Activist investors seek to put their mouth where their money is. But Barclays shareholders have told Edward Bramson he may not do the former, having failed to do the latter.
At their annual general meeting on Thursday, 87.2 per cent of investors who voted opposed Mr Bramson becoming a boardroom mouthpiece for those who think Barclays should shrink its investment bank. For many of them, the reason was that Mr Bramson had not used his own money to take his own 5.5 per cent stake — he had borrowed $ 1.4bn from Bank of America, and then hedged his leveraged position to protect against share price falls. Opponents suggested his approach was short-termist and destabilising.
Had Mr Bramson won over another 38.2 per cent of the vote, it is easy to see how both criticisms might have become increasingly valid. He would have been able to use his board seat to propose a hurried but ill-defined scaling back of Barclays investment banking activities — his only apparent strategy was to cut back on leveraged loans — but with far less exposure to the revenue implications than long-term investors. He would also have hastened the departure of chief executive Jes Staley — advocate of Barclays’ investment banking revival — and other directors, creating management instability.
So, is Mr Bramson’s overwhelming defeat a victory for long-termism and continuity? Not exactly.
Even with only about 6 per cent of other shareholders backing him, Mr Bramson has ensured short-termism. Mr Staley must now do anything and everything to hit this year’s return on tangible equity target — to prove Mr Bramson wrong. But that will almost certainly require some drastic and hasty decisions.
Mr Staley set a target of lifting Barclays’ group ROTE to 9 per cent this year and 10 per cent in 2020, from 8.5 per cent in 2018. But ROTE at the corporate and investment bank stands at 7.1 per cent, less than half that of the retail banking and credit card operations, despite requiring nearly three-quarters as much capital as those two units combined. It looks even lower when one-off tax credits and impairment releases are stripped out: Numis analysts put it at 5.4 per cent.
That leaves Mr Staley with only three ways to hit his 9 per cent group target: raise CIB revenues, change the business mix, or cut CIB costs. With revenues down 10 per cent in the first quarter, and across several business activities, that makes short-term cost-cutting inevitable. Bonuses have already come down in line with revenue, spending may be next.

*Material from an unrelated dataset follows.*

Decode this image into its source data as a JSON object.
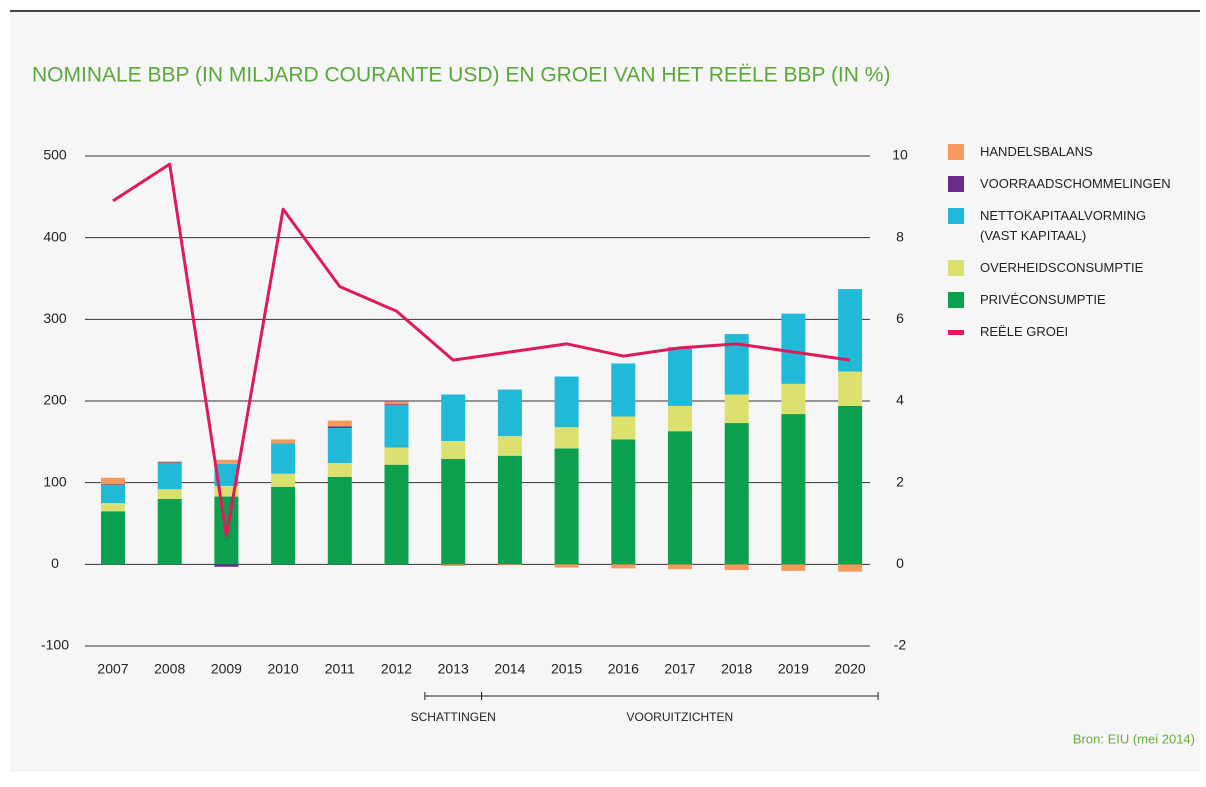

And, even with nine out of 10 voting shareholders supportive of current management, Mr Bramson’s pressure has made Barclays seem less stable.
Mr Staley, having told his team that the ROTE targets were “sacrosanct”, had no choice but to oust his head of CIB, Tim Throsby, who had deemed them unrealistic and bonus cuts less than necessary. If those bonus cuts go deeper in the short term, then more bankers may voluntarily follow Mr Throsby out the door. If the cuts are not enough, then more bankers may have to leave involuntarily.
This may explain why Mr Bramson was spinning the outcome as a partial victory. He sees the arguments as being won, and just the personality clash put on hold — as shareholders prefer to give new chairman Nigel Higgins a chance to bring change from within.
Mr Staley has won more time for his own brand of short-termism. But not much. As the FT’s John Gapper points out, Barclays’ mouthy investment bankers have already had 33 years to show investors where the money is.
Shaftesbury: wall game
Neighbours often clash about crossing boundaries. Lombard recalls a childhood spat with the misery guts next door who confiscated every cricket ball hit over his fence. But it seems certain grown-up neighbours can be just as petty about a different form of “wall-crossing”: the practice of telling institutional investors in advance about an equity fundraising.
Samuel Tak Lee, who owns 26 per cent of West End landlord Shaftesbury, as well as the neighbouring Langham Estate, is preparing to sue the FTSE 250 group over a £265m share placing — having been “wall crossed” about it only the night before. He appears to have fallen out with his neighbour not over the short notice but over the motivation for raising funds at all.
People on his side of the fence suggest Shaftesbury could have used debt to fund its real estate deals instead, and only chose equity to cost Mr Tak Lee money and make a potential takeover more expensive. He sees this as a breach of directors’ duties. People on the Shaftesbury side say the fundraising was backed by shareholders, Mr Tak Lee received 98.4 per cent of the shares he applied for, and he was only wall-crossed late as he refused previous invitations to engage.
So, to Lombard, it looks increasingly like the contents of his neighbour’s garden shed: a load of old balls.